Treatment with rhEPGN suppresses epithelial cell extrusion and attenuates invasive fungal infection (A) Heatmap of differentially expressed genes between homeostatic conditions (no MTZ) and induced epithelial cell loss by extrusion (MTZ-treated). q < 0.05, adjusted p value, Deseq2 and Benjamini-Hochberg method for FDR correction, three independent biological replicates, 15–30 larvae per replicate. (B) Gene Ontology (GO) analysis of gene categories enriched after epithelial cell loss. (C) Maximum intensity projections of fluorescent in situ hybridization for epigen in larvae with induced cell loss compared with homeostasis.
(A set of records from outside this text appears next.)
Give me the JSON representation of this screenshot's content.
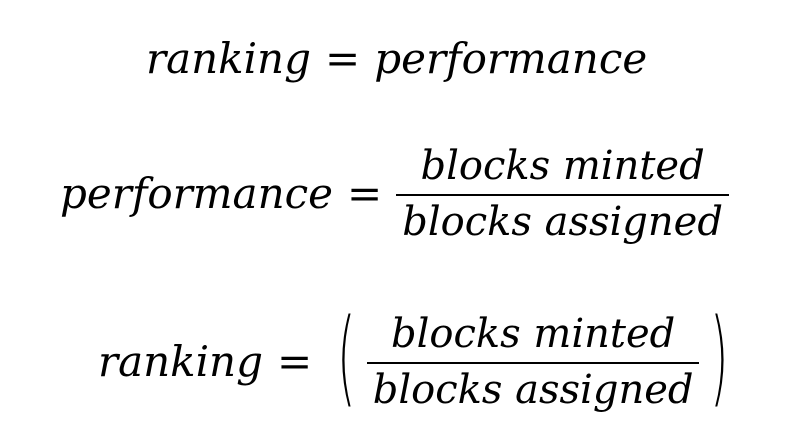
{
  "equations": [
    {
      "lhs": "ranking",
      "op": "=",
      "rhs": "performance"
    },
    {
      "lhs": "performance",
      "op": "=",
      "numerator": "blocks minted",
      "denominator": "blocks assigned"
    },
    {
      "lhs": "ranking",
      "op": "=",
      "open_paren": "(",
      "numerator": "blocks minted",
      "denominator": "blocks assigned",
      "close_paren": ")"
    }
  ]
}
Scale bar, 20 μm. (D–F) Larval survival after treatment with rhEPGN (D), rhEPGN and the EGFR inhibitor AG1478 (E), or rhEPGN and the MEK inhibitor U0126 (F) at different times during induction of damage and infection. Aggregated survival rates based on five (D, n = 72–74 per condition) or three independent experiments (E and F, n = 42–43 per condition), respectively, are plotted. Error bars represent SD; Mantel-Cox log rank test. (G) Quantification of the number of extruding cells with and without rhEPGN or rhEGF treatment during induced damage. Data are from three independent experiments, and error bars represent SD; ∗∗∗p < 0.001; ordinary one-way analysis of variance (ANOVA) with Dunnett’s multiple comparisons test. (H–K) Maximum intensity projections of confocal still images of a time-lapse sequence after induction of epithelial cell loss (H and I) and during treatment with rhEPGN (J) or rhEGF (K). Scale bar, 50 μm.

Neutrophils are recruited to sites of mucosal damage and invasive fungal infection (A–C) Maximum intensity projections of confocal images of larvae stained for the neutrophil marker mpx (green) during homeostasis (A), after mucosal damage (B), and mucosal damage and Rhizopus infection. Scale bar, 20 μm. (D) Quantification of the total number of neutrophils present in the epithelium (n = 108 number of animals). (E–G) Still images from time-lapse videos of neutrophil dynamics after cell loss-induced mucosal damage and after treatment with hrEPGN to suppress extrusion. Scale bar, 50 μm. (H) Quantification of the number of circulating neutrophils with and without rhEPGN or rhEGF treatment during induced damage. Data are from 38 animals from three independent experiments. Error bars represent SD. (I) Still images from time-lapse videos of a neutrophil migrating to a site of extrusion (denoted by asterisks). (J and K) Maximum intensity projection images of fluorescent in situ hybridization for mmp13a and il1b in larvae with induced cell loss compared with those treated with hrEPGN. Scale bar, 20 μm.